Implementation Issues in Artificial Neural Network Based Thermal Analysis

It is now known the generally it can be demonstrated that artificial neural network (ANN), particularly the fully-connected feedforward configuration with backward propagation error-correction routine, can be a rather effective and accurate tool to correlate performance data of thermal devices such as heat exchangers (Sen and Yang, 2000; Kalogirou, 1999). Good examples are the recent demonstrations for the compact fin-tube heat exchangers (Diaz et al., 1999a; Yang et al., 2000; Pacheco-Vega et al., 1999) including those with complex geometries and also two-phase evaporators (Pacheco-Vega et al., 2000) as well as the dynamic modeling of such heat exchangers and their adaptive control (Diaz et al., 1999b; Diaz et al., 2000).
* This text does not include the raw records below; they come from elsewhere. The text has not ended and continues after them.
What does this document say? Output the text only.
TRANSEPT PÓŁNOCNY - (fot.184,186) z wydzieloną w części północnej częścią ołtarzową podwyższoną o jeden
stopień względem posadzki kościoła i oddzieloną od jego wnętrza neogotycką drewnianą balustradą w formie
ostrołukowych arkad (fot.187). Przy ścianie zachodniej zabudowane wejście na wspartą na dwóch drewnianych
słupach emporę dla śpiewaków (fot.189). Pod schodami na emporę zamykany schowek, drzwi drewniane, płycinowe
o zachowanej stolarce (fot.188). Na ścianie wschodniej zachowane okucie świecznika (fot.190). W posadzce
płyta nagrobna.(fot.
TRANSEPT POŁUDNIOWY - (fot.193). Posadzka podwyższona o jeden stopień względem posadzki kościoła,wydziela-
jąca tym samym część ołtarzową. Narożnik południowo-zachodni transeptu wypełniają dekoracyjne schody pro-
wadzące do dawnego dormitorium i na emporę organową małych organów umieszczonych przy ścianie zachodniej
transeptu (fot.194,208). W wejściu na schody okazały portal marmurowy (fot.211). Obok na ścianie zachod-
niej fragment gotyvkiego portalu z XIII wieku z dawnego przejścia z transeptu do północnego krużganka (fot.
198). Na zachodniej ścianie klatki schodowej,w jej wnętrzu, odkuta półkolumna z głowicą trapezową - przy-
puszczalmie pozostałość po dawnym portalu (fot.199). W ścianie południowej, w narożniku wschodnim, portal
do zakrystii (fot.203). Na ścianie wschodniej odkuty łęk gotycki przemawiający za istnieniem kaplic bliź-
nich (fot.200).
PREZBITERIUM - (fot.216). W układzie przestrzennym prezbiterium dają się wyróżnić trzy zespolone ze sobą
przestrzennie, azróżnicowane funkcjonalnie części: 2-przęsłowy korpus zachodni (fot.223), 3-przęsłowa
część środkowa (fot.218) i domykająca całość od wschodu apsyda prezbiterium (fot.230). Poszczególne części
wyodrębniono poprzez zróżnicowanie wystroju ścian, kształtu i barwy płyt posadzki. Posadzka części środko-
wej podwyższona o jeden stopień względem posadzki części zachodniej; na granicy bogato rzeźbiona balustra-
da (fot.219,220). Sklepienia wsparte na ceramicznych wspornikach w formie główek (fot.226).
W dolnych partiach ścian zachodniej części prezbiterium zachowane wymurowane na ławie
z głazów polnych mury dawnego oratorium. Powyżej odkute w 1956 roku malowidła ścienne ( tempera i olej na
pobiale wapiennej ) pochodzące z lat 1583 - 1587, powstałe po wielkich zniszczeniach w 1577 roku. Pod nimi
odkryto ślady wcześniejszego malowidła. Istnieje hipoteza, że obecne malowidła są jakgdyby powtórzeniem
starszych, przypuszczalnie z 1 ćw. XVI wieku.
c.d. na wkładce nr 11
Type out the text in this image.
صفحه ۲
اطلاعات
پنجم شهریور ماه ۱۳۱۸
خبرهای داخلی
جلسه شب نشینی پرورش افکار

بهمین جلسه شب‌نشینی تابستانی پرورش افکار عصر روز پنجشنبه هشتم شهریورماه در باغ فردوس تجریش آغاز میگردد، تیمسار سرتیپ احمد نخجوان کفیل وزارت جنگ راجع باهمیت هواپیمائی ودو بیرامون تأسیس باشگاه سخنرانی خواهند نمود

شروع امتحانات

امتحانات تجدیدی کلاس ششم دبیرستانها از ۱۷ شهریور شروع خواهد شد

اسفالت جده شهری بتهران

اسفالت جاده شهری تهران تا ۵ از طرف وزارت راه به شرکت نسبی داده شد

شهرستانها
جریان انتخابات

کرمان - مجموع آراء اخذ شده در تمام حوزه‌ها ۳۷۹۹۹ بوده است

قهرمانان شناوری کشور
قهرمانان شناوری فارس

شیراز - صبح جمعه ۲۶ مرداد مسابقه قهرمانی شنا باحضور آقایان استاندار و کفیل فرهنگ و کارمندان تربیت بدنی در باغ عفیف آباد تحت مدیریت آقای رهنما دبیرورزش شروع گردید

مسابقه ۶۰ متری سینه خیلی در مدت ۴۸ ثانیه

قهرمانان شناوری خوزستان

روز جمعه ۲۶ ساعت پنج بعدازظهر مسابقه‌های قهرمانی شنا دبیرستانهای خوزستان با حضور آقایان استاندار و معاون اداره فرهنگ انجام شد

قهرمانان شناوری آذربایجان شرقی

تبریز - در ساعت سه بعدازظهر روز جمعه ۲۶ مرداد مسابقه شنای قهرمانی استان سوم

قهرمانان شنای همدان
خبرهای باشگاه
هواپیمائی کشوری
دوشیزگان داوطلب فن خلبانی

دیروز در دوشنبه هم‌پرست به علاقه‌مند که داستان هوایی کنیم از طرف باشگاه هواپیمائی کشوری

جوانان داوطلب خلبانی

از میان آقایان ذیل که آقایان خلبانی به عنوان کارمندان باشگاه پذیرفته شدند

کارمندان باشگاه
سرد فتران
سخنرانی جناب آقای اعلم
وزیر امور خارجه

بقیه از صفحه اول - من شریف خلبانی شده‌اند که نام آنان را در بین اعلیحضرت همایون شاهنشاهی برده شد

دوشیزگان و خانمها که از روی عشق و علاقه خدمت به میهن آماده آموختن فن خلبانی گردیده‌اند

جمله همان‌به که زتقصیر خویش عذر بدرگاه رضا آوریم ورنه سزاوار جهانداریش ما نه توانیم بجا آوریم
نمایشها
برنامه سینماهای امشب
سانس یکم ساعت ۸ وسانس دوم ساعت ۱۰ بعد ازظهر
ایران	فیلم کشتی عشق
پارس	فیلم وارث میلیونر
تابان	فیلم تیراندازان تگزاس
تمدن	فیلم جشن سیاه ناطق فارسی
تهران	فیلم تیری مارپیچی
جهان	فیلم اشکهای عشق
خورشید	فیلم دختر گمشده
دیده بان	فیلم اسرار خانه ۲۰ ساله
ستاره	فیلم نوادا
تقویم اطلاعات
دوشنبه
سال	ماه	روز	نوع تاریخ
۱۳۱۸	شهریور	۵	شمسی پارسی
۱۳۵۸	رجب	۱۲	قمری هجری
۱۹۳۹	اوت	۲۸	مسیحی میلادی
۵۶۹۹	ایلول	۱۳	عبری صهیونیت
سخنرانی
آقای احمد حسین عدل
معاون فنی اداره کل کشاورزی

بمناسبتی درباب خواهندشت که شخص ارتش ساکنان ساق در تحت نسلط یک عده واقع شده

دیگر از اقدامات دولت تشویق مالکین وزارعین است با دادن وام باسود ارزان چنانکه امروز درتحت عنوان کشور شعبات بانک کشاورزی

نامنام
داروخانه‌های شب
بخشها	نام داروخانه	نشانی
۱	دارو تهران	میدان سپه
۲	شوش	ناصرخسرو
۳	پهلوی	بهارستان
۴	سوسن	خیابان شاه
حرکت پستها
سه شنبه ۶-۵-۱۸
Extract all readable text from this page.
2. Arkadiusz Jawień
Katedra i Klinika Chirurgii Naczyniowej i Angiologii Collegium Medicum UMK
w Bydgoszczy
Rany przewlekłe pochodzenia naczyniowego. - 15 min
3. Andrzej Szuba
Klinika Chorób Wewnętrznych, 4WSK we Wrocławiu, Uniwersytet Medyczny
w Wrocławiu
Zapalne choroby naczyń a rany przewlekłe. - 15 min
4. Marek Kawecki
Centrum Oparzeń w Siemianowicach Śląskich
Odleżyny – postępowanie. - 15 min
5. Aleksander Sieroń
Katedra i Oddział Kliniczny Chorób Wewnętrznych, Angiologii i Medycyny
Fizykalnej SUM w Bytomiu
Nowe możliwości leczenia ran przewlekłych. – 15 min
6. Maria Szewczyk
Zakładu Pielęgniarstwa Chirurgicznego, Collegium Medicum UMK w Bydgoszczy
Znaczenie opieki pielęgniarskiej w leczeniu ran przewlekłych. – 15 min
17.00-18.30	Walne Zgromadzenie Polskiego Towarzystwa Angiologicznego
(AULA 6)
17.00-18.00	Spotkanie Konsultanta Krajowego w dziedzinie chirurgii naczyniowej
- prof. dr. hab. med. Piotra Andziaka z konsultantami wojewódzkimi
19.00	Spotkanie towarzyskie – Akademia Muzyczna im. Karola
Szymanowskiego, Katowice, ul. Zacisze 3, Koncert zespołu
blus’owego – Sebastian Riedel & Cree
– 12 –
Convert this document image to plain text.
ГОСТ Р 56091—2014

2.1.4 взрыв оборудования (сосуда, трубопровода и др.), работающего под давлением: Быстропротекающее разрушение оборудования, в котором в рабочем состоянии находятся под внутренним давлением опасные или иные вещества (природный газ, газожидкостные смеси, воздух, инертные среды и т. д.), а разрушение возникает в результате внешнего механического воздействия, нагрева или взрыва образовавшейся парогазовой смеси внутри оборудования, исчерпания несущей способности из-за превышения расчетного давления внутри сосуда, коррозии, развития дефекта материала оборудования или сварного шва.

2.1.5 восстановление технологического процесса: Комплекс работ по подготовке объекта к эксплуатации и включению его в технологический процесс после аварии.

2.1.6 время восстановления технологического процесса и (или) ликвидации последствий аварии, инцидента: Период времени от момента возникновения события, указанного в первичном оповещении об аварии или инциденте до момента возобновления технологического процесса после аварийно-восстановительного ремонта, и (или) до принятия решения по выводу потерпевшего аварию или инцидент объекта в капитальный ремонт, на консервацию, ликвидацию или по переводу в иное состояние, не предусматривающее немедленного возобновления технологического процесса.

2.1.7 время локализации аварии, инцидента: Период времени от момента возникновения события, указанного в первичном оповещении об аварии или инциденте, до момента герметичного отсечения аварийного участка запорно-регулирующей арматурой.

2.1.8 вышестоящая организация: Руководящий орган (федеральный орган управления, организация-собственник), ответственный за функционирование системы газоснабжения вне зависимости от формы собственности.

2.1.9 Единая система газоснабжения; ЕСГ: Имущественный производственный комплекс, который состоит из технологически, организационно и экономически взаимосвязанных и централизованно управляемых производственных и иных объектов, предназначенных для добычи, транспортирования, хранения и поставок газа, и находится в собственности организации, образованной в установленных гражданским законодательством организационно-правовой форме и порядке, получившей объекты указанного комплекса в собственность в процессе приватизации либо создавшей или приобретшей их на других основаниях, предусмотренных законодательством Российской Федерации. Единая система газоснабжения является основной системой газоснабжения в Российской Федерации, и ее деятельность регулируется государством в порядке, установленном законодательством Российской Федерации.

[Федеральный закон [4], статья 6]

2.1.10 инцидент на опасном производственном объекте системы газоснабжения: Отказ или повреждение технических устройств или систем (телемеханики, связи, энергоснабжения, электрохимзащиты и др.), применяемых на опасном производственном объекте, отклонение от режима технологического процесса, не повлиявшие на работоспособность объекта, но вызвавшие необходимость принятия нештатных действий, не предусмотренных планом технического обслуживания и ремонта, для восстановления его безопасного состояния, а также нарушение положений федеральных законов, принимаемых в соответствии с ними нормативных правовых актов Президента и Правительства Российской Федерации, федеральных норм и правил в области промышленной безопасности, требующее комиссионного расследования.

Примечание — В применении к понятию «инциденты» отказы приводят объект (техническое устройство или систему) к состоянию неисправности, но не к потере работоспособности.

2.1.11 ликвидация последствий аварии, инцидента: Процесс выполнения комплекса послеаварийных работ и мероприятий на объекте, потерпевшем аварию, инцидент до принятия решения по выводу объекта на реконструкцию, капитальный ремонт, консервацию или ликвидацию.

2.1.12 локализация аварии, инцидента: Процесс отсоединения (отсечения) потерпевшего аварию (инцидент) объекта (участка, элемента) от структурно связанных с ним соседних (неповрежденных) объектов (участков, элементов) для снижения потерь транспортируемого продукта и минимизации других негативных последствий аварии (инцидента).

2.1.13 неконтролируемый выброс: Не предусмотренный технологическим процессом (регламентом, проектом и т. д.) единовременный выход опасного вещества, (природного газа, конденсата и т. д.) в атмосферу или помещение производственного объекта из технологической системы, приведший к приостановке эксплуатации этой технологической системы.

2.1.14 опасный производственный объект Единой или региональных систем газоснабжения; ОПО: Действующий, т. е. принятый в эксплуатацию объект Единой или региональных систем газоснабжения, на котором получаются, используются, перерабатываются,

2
Unfortunately, despite such successes, there are still implementation issues of the ANN analysis which lead to uncertainties in its applications and the achieved results. The present paper discusses such issues and the current practices in dealing with them. Those that will be discussed include the number of hidden layers, the number of nodes in each hidden layer, the range within which the input-output data are normalized, the initial assignment of weights and biases, the selection of training data sets, and the training rate. As will be shown, the specific choices are by no means trivial, and yet are rather important in achieving good ANN results in any given application. Since there are no general sound theoretical basis for such choices at the present time, past experience and numerical experimentation are often the best guides. However, many of these choices and issues relating to them involve optimization. As a result. Some of the existing optimization algorithms may prove to be useful and highly desirable in this regard. The current on-going research to provide some rational basis in these issues will also be discussed. Finally, it will also be mentioned that successfully implemented ANNs have many additional uses in practice. Examples include parameter sensitivity analysis, training, design of new experiments, and clustering of data sets.